Thanks. Yes, a test with Audacity, the differences were quite recognisable. I will have to look into how to break up an audio into (say) 10 second slices and ensure words are not cut off. There are a few posts here on Discourse regards that.
I did have a quick look at “audiogrep” ( https://github.com/antiboredom/audiogrep ) yesterday, but there was an error preventing me from continuing. It doesn’t look like it has been maintained for a while ?

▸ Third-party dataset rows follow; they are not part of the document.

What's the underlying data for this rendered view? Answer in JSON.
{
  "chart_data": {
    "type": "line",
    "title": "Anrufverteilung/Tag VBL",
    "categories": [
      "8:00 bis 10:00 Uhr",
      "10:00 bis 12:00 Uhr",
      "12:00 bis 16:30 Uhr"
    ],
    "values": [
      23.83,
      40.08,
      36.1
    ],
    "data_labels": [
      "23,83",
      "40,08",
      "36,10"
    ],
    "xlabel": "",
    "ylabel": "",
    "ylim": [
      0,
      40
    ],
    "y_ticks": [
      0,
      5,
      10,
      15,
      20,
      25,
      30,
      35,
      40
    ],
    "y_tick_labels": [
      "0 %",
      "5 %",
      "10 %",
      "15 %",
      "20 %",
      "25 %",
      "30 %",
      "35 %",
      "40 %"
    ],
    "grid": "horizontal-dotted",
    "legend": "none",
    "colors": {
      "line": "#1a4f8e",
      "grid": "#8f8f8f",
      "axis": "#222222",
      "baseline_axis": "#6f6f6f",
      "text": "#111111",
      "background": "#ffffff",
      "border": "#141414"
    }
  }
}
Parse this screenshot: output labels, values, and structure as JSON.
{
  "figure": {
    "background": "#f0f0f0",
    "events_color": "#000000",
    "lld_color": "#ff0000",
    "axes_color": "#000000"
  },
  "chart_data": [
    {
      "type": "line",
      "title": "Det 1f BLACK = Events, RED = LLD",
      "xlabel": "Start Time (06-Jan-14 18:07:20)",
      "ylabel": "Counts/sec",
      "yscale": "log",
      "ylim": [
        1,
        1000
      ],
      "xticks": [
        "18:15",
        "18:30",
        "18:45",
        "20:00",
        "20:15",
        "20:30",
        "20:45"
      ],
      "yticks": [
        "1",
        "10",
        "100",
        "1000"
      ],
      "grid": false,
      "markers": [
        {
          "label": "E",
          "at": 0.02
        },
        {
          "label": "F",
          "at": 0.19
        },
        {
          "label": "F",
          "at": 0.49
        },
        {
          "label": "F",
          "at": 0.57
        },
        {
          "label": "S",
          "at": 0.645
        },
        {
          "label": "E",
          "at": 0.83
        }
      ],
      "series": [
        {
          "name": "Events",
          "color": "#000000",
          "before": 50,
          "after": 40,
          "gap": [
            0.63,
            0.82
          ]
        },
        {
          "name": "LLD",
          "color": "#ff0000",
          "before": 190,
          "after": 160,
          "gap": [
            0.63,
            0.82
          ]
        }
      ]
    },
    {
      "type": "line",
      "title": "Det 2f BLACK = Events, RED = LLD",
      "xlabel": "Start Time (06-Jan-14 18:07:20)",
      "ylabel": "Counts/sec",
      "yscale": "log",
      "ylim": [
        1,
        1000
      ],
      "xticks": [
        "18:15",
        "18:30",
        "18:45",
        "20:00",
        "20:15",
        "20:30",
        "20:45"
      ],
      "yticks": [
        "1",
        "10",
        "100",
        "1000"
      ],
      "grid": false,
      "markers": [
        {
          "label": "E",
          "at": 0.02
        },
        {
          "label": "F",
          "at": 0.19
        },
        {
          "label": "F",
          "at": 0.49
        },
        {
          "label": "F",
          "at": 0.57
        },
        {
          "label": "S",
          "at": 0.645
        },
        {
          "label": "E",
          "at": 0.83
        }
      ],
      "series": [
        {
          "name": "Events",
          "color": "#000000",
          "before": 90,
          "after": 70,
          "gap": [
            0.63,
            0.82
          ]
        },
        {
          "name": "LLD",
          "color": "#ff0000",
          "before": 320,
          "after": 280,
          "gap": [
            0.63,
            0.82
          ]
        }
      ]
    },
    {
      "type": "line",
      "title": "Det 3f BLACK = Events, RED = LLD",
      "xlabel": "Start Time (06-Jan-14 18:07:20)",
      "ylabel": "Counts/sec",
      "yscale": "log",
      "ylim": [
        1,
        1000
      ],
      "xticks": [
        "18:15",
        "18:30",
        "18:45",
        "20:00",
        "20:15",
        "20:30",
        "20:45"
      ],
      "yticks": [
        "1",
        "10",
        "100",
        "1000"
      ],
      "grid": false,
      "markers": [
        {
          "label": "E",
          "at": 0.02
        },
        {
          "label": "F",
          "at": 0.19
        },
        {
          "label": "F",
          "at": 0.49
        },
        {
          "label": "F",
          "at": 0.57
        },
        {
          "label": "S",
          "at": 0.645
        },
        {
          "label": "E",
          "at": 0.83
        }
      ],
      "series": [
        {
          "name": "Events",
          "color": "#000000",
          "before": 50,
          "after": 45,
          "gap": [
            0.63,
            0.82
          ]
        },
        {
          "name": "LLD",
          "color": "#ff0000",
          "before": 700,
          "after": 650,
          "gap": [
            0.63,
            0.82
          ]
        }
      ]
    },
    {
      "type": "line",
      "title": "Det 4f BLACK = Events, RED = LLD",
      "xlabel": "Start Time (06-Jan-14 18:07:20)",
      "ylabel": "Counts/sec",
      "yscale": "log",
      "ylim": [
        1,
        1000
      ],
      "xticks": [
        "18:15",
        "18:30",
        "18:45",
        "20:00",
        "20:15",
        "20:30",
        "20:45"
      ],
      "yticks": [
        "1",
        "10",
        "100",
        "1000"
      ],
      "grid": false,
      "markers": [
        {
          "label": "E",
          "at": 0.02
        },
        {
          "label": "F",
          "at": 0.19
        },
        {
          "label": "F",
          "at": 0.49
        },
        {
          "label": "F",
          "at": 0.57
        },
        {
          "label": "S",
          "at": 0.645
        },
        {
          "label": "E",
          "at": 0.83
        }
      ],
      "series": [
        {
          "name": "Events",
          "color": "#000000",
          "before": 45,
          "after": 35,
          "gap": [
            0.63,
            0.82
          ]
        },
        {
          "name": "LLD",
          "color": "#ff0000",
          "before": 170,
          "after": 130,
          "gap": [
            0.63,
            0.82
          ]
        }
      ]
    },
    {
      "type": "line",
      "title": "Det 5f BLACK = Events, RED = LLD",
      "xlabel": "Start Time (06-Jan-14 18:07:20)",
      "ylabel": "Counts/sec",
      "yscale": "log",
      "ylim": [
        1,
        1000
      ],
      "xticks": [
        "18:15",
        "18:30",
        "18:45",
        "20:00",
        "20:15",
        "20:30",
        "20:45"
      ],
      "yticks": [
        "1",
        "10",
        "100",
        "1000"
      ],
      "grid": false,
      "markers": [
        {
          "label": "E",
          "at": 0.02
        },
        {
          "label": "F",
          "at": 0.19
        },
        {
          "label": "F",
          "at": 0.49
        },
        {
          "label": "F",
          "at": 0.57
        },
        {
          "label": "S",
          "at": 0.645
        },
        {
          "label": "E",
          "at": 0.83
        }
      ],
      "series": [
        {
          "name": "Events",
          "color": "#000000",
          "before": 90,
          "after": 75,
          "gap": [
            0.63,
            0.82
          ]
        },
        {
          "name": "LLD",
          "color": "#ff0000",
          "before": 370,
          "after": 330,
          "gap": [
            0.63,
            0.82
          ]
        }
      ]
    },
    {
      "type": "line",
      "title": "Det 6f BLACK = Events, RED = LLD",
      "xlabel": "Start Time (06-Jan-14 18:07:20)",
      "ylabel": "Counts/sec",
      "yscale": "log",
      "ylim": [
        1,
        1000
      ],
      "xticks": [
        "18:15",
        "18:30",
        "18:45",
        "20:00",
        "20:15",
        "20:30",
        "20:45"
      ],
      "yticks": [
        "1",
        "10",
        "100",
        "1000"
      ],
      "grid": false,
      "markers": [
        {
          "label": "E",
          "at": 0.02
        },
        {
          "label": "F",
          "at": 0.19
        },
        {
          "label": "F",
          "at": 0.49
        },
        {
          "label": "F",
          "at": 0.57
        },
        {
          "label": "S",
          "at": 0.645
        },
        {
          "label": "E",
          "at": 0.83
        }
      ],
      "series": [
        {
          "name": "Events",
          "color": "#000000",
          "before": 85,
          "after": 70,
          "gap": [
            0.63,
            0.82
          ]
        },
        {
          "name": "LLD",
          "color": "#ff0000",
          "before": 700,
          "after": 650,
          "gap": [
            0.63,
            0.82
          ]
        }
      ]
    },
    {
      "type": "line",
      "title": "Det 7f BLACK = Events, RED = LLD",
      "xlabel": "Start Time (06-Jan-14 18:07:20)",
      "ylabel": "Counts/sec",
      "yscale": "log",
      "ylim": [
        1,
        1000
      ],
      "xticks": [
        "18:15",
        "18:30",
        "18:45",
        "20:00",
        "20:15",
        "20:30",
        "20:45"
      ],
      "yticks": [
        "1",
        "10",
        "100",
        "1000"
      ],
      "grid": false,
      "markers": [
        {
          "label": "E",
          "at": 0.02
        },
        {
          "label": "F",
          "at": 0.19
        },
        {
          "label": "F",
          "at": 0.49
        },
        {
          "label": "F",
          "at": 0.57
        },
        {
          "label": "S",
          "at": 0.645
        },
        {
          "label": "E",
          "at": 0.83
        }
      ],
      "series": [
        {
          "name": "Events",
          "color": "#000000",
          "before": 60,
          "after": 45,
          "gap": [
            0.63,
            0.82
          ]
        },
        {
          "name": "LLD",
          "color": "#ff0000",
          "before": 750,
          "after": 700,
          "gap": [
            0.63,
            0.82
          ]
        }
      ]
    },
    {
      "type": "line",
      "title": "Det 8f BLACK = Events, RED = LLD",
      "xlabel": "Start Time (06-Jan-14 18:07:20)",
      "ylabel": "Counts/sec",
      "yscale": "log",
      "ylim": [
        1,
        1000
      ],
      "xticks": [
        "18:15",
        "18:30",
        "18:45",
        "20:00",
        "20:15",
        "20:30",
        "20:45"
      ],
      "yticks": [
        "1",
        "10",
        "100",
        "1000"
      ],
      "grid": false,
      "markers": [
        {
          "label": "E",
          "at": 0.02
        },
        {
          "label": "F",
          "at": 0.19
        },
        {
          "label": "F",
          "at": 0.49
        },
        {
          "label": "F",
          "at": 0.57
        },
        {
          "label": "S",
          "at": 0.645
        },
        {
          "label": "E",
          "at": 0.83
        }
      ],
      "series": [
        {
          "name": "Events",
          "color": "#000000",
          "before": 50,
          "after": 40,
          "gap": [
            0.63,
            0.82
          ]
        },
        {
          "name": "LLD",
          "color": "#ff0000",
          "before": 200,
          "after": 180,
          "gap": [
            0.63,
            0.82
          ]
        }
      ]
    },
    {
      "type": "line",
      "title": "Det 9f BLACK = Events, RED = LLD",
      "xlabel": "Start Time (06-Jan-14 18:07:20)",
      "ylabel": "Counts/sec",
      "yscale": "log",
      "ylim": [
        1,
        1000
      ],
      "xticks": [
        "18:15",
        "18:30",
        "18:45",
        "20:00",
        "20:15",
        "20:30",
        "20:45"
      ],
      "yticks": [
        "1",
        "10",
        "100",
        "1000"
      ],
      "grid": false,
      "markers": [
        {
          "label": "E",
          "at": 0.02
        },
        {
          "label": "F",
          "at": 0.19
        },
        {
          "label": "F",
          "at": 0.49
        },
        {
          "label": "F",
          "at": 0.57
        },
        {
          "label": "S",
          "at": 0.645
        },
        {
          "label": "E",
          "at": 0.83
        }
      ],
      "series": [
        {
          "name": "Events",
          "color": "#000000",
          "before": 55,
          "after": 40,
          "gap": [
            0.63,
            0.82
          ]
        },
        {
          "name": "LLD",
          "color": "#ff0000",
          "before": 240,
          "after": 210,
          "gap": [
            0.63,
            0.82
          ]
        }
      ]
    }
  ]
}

I used Audacity recently to remove some noise in a WAV file. Considering the audios that we need to process here, there would be considerable gaps in the audio, as the speaker is pausing/waiting. It would take a while to manually go through the audio and remove those gaps. Are there any tools that can process an audio and remove (say) gaps longer than 5 seconds ?
Great tutorial and discussion. I am trying to train on 5000 utterances and it is taking a couple of hours per epoch. Can you share what configuration you used and how long each epoch took? Thanks for the help.
Yes of course, but keep in mind that it’s for a robot AI (so simplified one, and some tricks to limit bad inferences results.
# Each line in this file represents the Unicode codepoint (UTF-8 encoded)
# associated with a numeric label.
# A line that starts with # is a comment. You can escape it with \# if you wish
# to use '#' as a label.
# FOR FRENCH LIMITED CORPUS - JUST WORKING IN SOUND PERCEPTION - A BOT WILL ANALYSE RESULTS
# The last (non-comment) line needs to end with a newline.
Well, as you can see in the deepspeech process,
A wav is cut using miliseconds.
Each part of the audio cut is “linked” to a vocabulary word character, and both are sent to “builder”.
There is a big error risks in this process, because a really small gap could result in lots of errors. (Big gap, characters errors…)
So, a small wav file, nearly 5s is the “best” compromise.
You could think : “so, I’ll use wav’s about 1 word only, to avoid gap”
It’s not a good idea : starting a word and continue a word after a previous one doesn’t produce same wave form (amplitude) beginning.
Ex: “hello”, "I say hello"
Often, the waveform beginning is highter in a start word.
Yes, and I appreciate your thread here is based on building the wav files used for training, by speaking. However, that is not always the case, as sometimes we may want to do the ‘same’ type of building (i.e. build our own models), but the WAV sources used are all from a WAV file. Hence the need to cut a WAV file into small pieces, and attempting to keep words within each cut.
There is a python script there, example.py and I ran it against a 10 minute WAV file. The results were 56 WAV files, duration range from 00.63 seconds to 49.38 seconds.
Then the author of that package advised how to cut down the range duration size, as 49.38 seconds is a long way from your recommendation of 5 seconds max. The results then were 243 WAV files, duration range from 00.18 seconds to 13.44 seconds.
Of course some of those smaller duration sized WAV are just noise and even no noise, at least not that I could hear. Some 2 or 3 worded WAV’s were only 2 seconds long and there are quite a few that are just 1 word in duration.
Of those 243 WAV files, there are only 31 that exceed your recommendation of 5 seconds though, so that seems encouraging.
I get for some (but not all) vocabularies the following error:
vocab.cc:305 in void lm::ngram::MissingSentenceMarker(const lm::ngram::Config&, const char*) threw SpecialWordMissingException.
The ARPA file is missing < /s > and the model is configured to reject these models. Run build_binary -s to disable this check. Byte: 106432571
here is a sample of a typical deepspeech csv file :
/home/nvidia/DeepSpeech/data/alfred/dev/record.1.wav,87404,qui es-tu et qui est-il
/home/nvidia/DeepSpeech/data/alfred/dev/record.2.wav,101804,quel est ton nom ou comment tu t'appelles
/home/nvidia/DeepSpeech/data/alfred/dev/record.3.wav,65324,est-ce que tu vas bien
You must respect the first line (needed to create columns for CSV usage)
And each next line inform 3 values, separated by a comma :
where is the wav file, (I use complete link, perhaps relative path could work ?!)
what is it size, (you can have size with this : os.path.getsize(“the wav file”))
what is the transcript (in the wav language)
Take a look at …DeepSpeech/bin/import_ldc93s1.py, L23 for CSV creation !!
About transcript, pay attention to only enter characters present in alphabet.txt, otherwise you’ll encounter errors when training.